Phavur's Diaries(Vol 5)

I returned to sleep almost immediately as I couldn’t even process anything she said; I was very troubled in my sleep and got up to pray. I asked God to take the burden away from my heart as it was too heavy. I really don’t know why I felt betrayed its not like I had accepted his request to be his girlfriend, but then he’s still my friend and should have told me. I felt like God wasn’t hearing me, I knew I was even guilty as I only talked to him whenever I felt the need to. So I just slept with so much tears in my eyes for the first time after meeting Olatunde.
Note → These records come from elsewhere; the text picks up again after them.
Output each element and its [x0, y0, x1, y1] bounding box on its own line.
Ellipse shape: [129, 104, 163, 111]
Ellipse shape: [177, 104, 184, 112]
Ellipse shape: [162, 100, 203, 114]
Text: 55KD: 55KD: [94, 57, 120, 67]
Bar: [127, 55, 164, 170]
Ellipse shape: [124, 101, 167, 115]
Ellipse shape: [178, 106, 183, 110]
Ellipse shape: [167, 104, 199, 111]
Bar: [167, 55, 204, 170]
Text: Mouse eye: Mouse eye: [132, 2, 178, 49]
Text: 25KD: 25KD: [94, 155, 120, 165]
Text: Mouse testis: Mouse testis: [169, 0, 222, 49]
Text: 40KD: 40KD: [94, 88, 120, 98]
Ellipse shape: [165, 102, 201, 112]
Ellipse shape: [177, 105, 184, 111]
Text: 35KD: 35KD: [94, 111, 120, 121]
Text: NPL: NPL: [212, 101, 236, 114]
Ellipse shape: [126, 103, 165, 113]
I suddenly remembered after a long time Tunde’s younger brother Mide, when I woke up the next morning but then I was scared to call him, I didn’t even know what to say to him, I abandoned him after I met Tunde, but then I was really heartbroken or should I say depressed. I picked up my phone and dialed his number but it was his friend who answered the call saying he had forgotten his phone and had gone to get something to eat , I got down on my kneels afterwards to pray but the words were not just coming so I freshened up and went downstairs to greet my parents and my sister. She was really excited to see me and pulled me in for an embrace which I didn’t respond to. I went about my house chores and thereafter prepared lunch. The slap, the messages and unanswered calls kept going through my mind. I am not sure if there was anything else for me to think about. It troubled me so much that I resolved to take a stroll up my street. On my way out, I met Mide, who was just returning from getting what to eat. He spoke to me really nicely and asked where I was going; I told him I was just taking a stroll up the street in the bid to ease stress. He offered to walk with me which I readily accepted. I asked him about Tunde, but he didn’t reply and then I asked him again but he still wouldn’t say anything so I just kept quiet. After about 10 mins later, I felt I had forgotten about the incident so we returned home. On my way in, he squeezed my palms and said “Favour you are a strong girl prove it”, then he smiled and walked away.

I couldn’t fathom why he said that but I guess I really needed those words, I thought I had lost it all, my strength, my passion, my esteem even my pride. I went up to my room, curled myself on the bed and cried. His words kept ringing in my head, but how was I supposed to prove that I am a strong girl, why and to whom should I prove my strength. I slept off again with so much tears in my eyes. By the time I had woken up it was past dinner time and I could hear the hungry worms in my tummy threatening to eat up my insides if I didn’t provide food for them. So I went downstairs and had a bowl of cereal, just as I was about to go up to my room, my mum came into the kitchen. She noticed my red eyes and asked what the problem was, but I just told her that an insect got into them, and I was fine.

Mide’s words kept ringing in my head, I didn’t even know how to be strong anymore, I wasn’t close to God again, I hadn’t spoken to my mentor in a while so I felt it was stupid to call him now, my mum on the other hand was totally out of it she wouldn’t even hear that I had a boy as my friend. So I decided to call Mide by the way he was the one that said those words to me and I needed him to tell me where and how he saw strength in me, I dialed his number expecting to hear his voice on the other end, but it was Tunde who answered it. He said “Favor please I need to see you, we need to talk please”. I kept silent and after he had talked I ended the call. He called me several times afterwards, which I didn’t answer and then he sent a message to me with the same words he said on the phone, this time with a crying emoji. I guess he had made his way really deep inside my heart, I couldn’t hold back so I replied the message asking him where and when we could meet. He sent me another message that he would get back to me the next day.